There are devices called "data diodes" that serve this purpose.
Error is much more likely than malice, even if the computer is infected.
In a place where the infrastructure is as wide-open and completely unprotected as it is in the US, there are much better targets that require much less investment of effort and expertise.
What I'm seeing lately are water operators, IT people, and system integrators who are overzealous when it comes to connectivity and all the "neat" things that can be done remotely via technology.
Yes. Read "Access Your Embedded Controller with Ease through a Web Server", from Texas Instruments, which ought to know better. "The designer should also make it as easy as possible to change the settings on a piece of equipment, reconfigure its operation, or fine-tune the system. The more intuitive and explicit that activity is, the more likely the result will be what the operator desires. Losing the instruction manual can seriously impair the user's operation of many systems."
What that paper describes is a family of embedded controllers with a web server in each controller and no security. What's wrong with this picture?
http://pastebin.com/Wx90LLum
Not by me.
Microsoft aggravates my tourettes syndrome.
intergenerational cultural references
"precious bodily fluids" is something someone in their 60s would get
"zerg rush! kekekekekekeke" is something someone in their 20s would get
for those of you who have never seen dr. strangelove (and it should be required viewing for any geek culture nerd, or just plain kubrick film buff):
http://www.youtube.com/watch?v=N1KvgtEnABY
and for you older folk, you will find Starcraft to be quite an enjoyable strategy game, perhaps while listening to General Ripper discuss anti-Communist strategy
intellectual property law is philosophically incoherent. it is your moral duty to ignore it or sabotage it
Wow. Not a relevant word in that document about security, isolation, or protection. And it was written in March of 2010! It's not like it's from 1998 when malware meant the GOOD TIMES virus in your inbox.
That would really disturb me if I thought it would impact me in any meaningful way. Now if you'll excuse me, I have to go figure out why the water isn't working.
John
I know that it's not often acknowledged, but in the long run there's one ironclad rule, enforced with all the ruthlessness of natural selection: If you can't afford to do it right, you can't afford to do it at all.
You don't tackle vast projects with half-vast security. You're just spending lots of money to embarrass yourself and let down people who depend on you, if you try.

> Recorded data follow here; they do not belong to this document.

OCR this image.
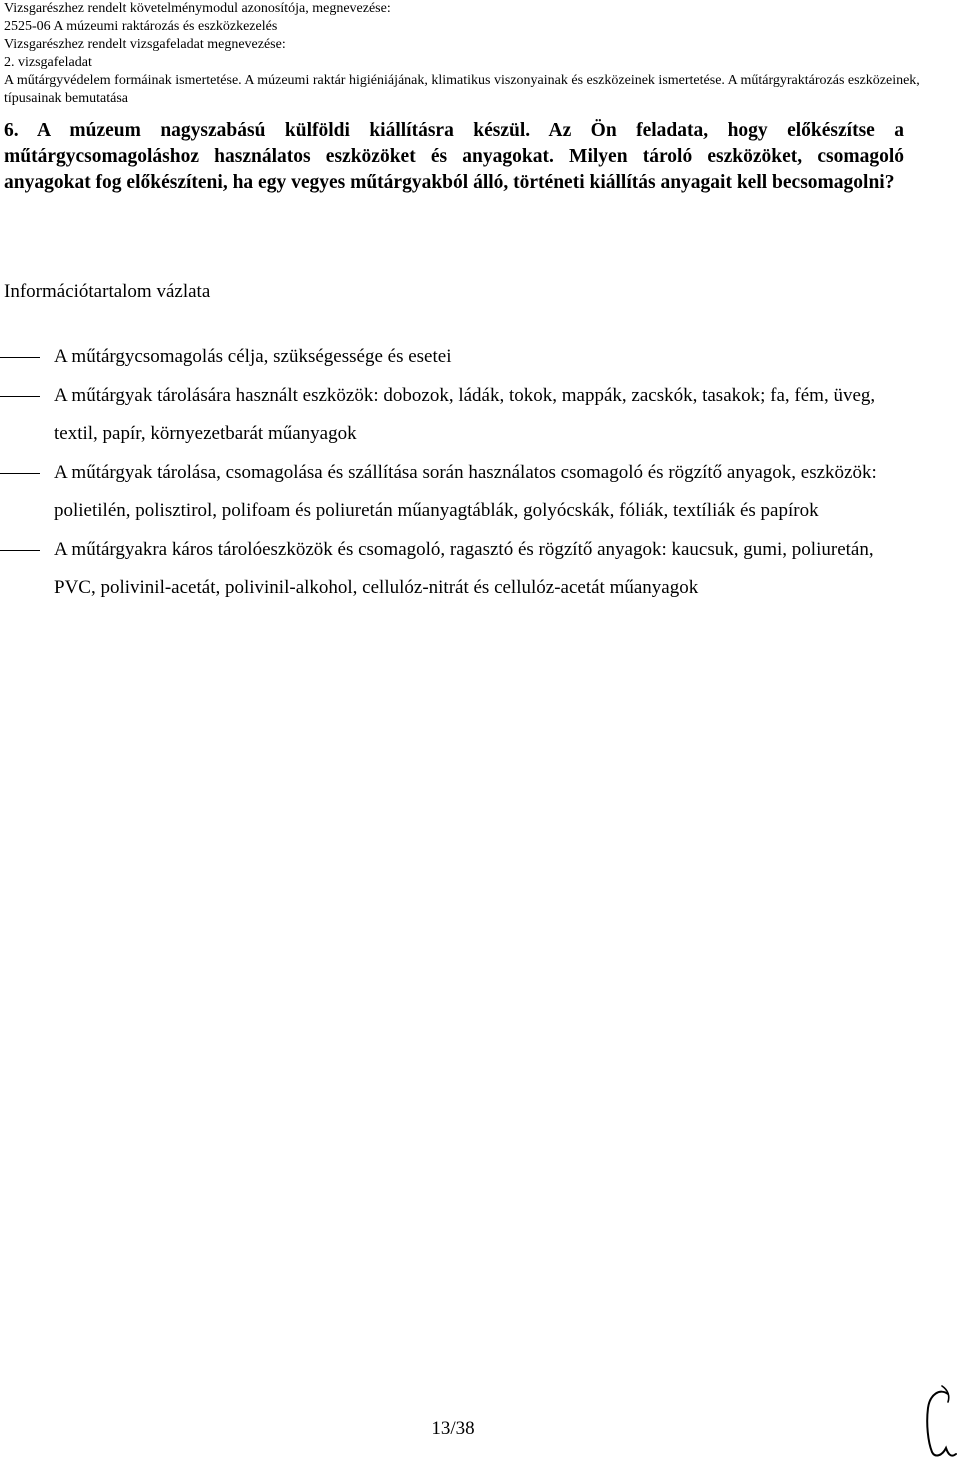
Vizsgarészhez rendelt követelménymodul azonosítója, megnevezése:
2525-06 A múzeumi raktározás és eszközkezelés
Vizsgarészhez rendelt vizsgafeladat megnevezése:
2. vizsgafeladat
A műtárgyvédelem formáinak ismertetése. A múzeumi raktár higiéniájának, klimatikus viszonyainak és eszközeinek ismertetése. A műtárgyraktározás eszközeinek, típusainak bemutatása
6. A múzeum nagyszabású külföldi kiállításra készül. Az Ön feladata, hogy előkészítse a műtárgycsomagoláshoz használatos eszközöket és anyagokat. Milyen tároló eszközöket, csomagoló anyagokat fog előkészíteni, ha egy vegyes műtárgyakból álló, történeti kiállítás anyagait kell becsomagolni?
Információtartalom vázlata
A műtárgycsomagolás célja, szükségessége és esetei
A műtárgyak tárolására használt eszközök: dobozok, ládák, tokok, mappák, zacskók, tasakok; fa, fém, üveg, textil, papír, környezetbarát műanyagok
A műtárgyak tárolása, csomagolása és szállítása során használatos csomagoló és rögzítő anyagok, eszközök: polietilén, polisztirol, polifoam és poliuretán műanyagtáblák, golyócskák, fóliák, textíliák és papírok
A műtárgyakra káros tárolóeszközök és csomagoló, ragasztó és rögzítő anyagok: kaucsuk, gumi, poliuretán, PVC, polivinil-acetát, polivinil-alkohol, cellulóz-nitrát és cellulóz-acetát műanyagok
13/38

Security is not optional. All the impediments you described are merely challenges to engineer around. The only real insurmountable obstacle is not giving sufficient damn to actually try to overcome the other issues rather than handwaving them away as "too hard" or "too expensive."

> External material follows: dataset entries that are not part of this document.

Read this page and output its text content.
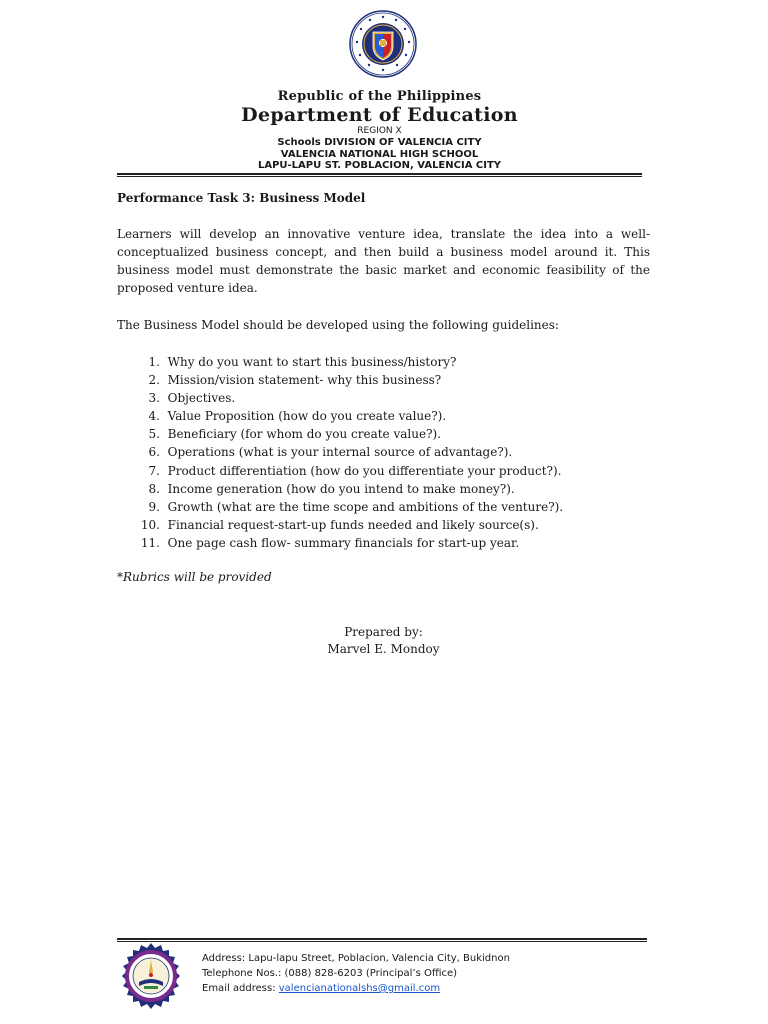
Republic of the Philippines
Department of Education
REGION X
Schools DIVISION OF VALENCIA CITY
VALENCIA NATIONAL HIGH SCHOOL
LAPU-LAPU ST. POBLACION, VALENCIA CITY
Performance Task 3: Business Model

Learners will develop an innovative venture idea, translate the idea into a well-conceptualized business concept, and then build a business model around it. This business model must demonstrate the basic market and economic feasibility of the proposed venture idea.

The Business Model should be developed using the following guidelines:
1.
Why do you want to start this business/history?
2.
Mission/vision statement- why this business?
3.
Objectives.
4.
Value Proposition (how do you create value?).
5.
Beneficiary (for whom do you create value?).
6.
Operations (what is your internal source of advantage?).
7.
Product differentiation (how do you differentiate your product?).
8.
Income generation (how do you intend to make money?).
9.
Growth (what are the time scope and ambitions of the venture?).
10.
Financial request-start-up funds needed and likely source(s).
11.
One page cash flow- summary financials for start-up year.
*Rubrics will be provided
Prepared by:
Marvel E. Mondoy
Address: Lapu-lapu Street, Poblacion, Valencia City, Bukidnon
Telephone Nos.: (088) 828-6203 (Principal’s Office)
Email address: valencianationalshs@gmail.com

And that, my cynical friend, is what's silly.
Welcome to the Panopticon. Used to be a prison, now it's your home.
Spoken like someone who has never worked in the real world. Life isn't black and white - real life decisions are made on a relative basis. Few organizations have the luxury of a DOD budget yet they still have to continue operating. You seem to equate "right" with "expensive". Whether a small co-op, statewide regulated utility, or publicly-traded mammoth, cost always has to figure into the equation. Business is about risk management, not spending unlimited dollars in search of the "perfect" solution.

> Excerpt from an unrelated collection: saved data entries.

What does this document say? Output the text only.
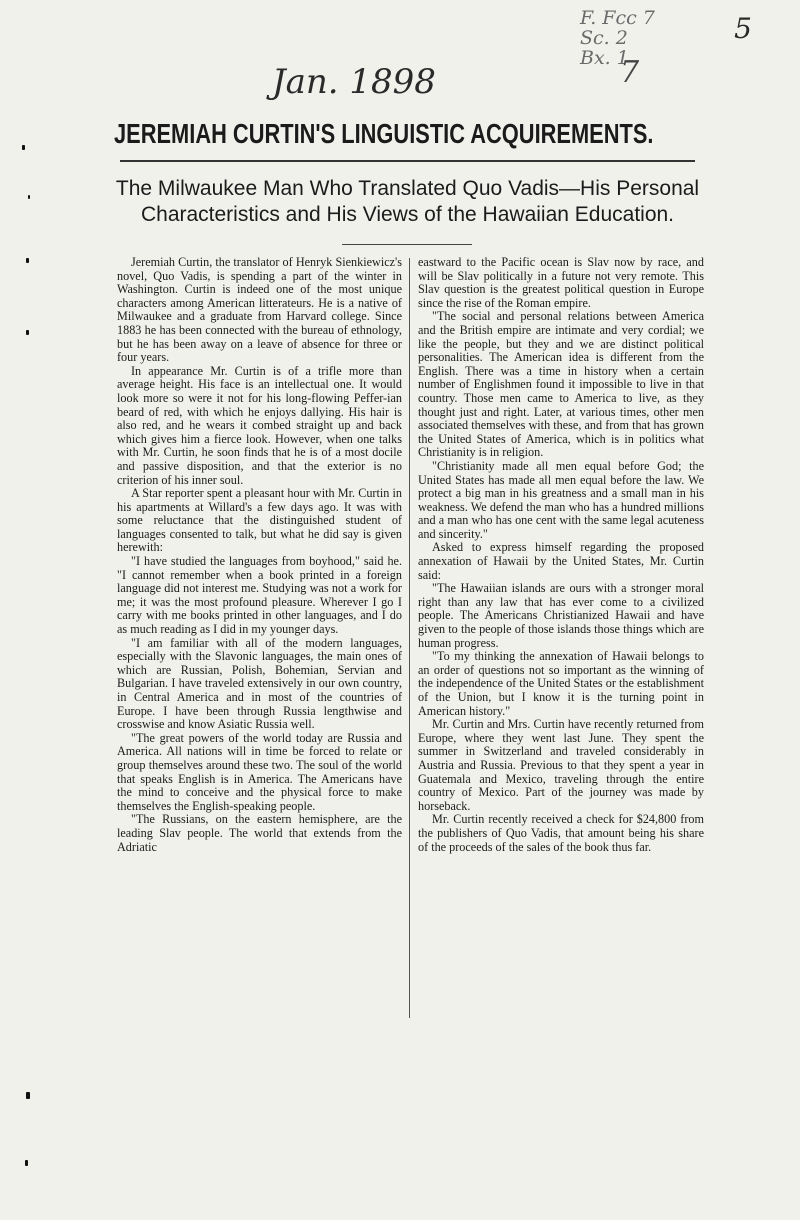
5
F. Fcc 7
Sc. 2
Bx. 1
7
Jan. 1898
JEREMIAH CURTIN'S LINGUISTIC ACQUIREMENTS.
The Milwaukee Man Who Translated Quo Vadis—His Personal Characteristics and His Views of the Hawaiian Education.

Jeremiah Curtin, the translator of Henryk Sienkiewicz's novel, Quo Vadis, is spending a part of the winter in Washington. Curtin is indeed one of the most unique characters among American litterateurs. He is a native of Milwaukee and a graduate from Harvard college. Since 1883 he has been connected with the bureau of ethnology, but he has been away on a leave of absence for three or four years.

In appearance Mr. Curtin is of a trifle more than average height. His face is an intellectual one. It would look more so were it not for his long-flowing Peffer-ian beard of red, with which he enjoys dallying. His hair is also red, and he wears it combed straight up and back which gives him a fierce look. However, when one talks with Mr. Curtin, he soon finds that he is of a most docile and passive disposition, and that the exterior is no criterion of his inner soul.

A Star reporter spent a pleasant hour with Mr. Curtin in his apartments at Willard's a few days ago. It was with some reluctance that the distinguished student of languages consented to talk, but what he did say is given herewith:

"I have studied the languages from boyhood," said he. "I cannot remember when a book printed in a foreign language did not interest me. Studying was not a work for me; it was the most profound pleasure. Wherever I go I carry with me books printed in other languages, and I do as much reading as I did in my younger days.

"I am familiar with all of the modern languages, especially with the Slavonic languages, the main ones of which are Russian, Polish, Bohemian, Servian and Bulgarian. I have traveled extensively in our own country, in Central America and in most of the countries of Europe. I have been through Russia lengthwise and crosswise and know Asiatic Russia well.

"The great powers of the world today are Russia and America. All nations will in time be forced to relate or group themselves around these two. The soul of the world that speaks English is in America. The Americans have the mind to conceive and the physical force to make themselves the English-speaking people.

"The Russians, on the eastern hemisphere, are the leading Slav people. The world that extends from the Adriatic

eastward to the Pacific ocean is Slav now by race, and will be Slav politically in a future not very remote. This Slav question is the greatest political question in Europe since the rise of the Roman empire.

"The social and personal relations between America and the British empire are intimate and very cordial; we like the people, but they and we are distinct political personalities. The American idea is different from the English. There was a time in history when a certain number of Englishmen found it impossible to live in that country. Those men came to America to live, as they thought just and right. Later, at various times, other men associated themselves with these, and from that has grown the United States of America, which is in politics what Christianity is in religion.

"Christianity made all men equal before God; the United States has made all men equal before the law. We protect a big man in his greatness and a small man in his weakness. We defend the man who has a hundred millions and a man who has one cent with the same legal acuteness and sincerity."

Asked to express himself regarding the proposed annexation of Hawaii by the United States, Mr. Curtin said:

"The Hawaiian islands are ours with a stronger moral right than any law that has ever come to a civilized people. The Americans Christianized Hawaii and have given to the people of those islands those things which are human progress.

"To my thinking the annexation of Hawaii belongs to an order of questions not so important as the winning of the independence of the United States or the establishment of the Union, but I know it is the turning point in American history."

Mr. Curtin and Mrs. Curtin have recently returned from Europe, where they went last June. They spent the summer in Switzerland and traveled considerably in Austria and Russia. Previous to that they spent a year in Guatemala and Mexico, traveling through the entire country of Mexico. Part of the journey was made by horseback.

Mr. Curtin recently received a check for $24,800 from the publishers of Quo Vadis, that amount being his share of the proceeds of the sales of the book thus far.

Security is not optional. All the impediments you described are merely challenges to engineer around. The only real insurmountable obstacle is not giving sufficient damn to actually try to overcome the other issues rather than handwaving them away as "too hard" or "too expensive."
And the only solution you've offered is to build a dedicated network. There are other solutions that you can implement to engineer around the challenges, make use of the public Internet, and are considered good enough. But I guess when all you have is a hammer, every security problem looks like a big nail.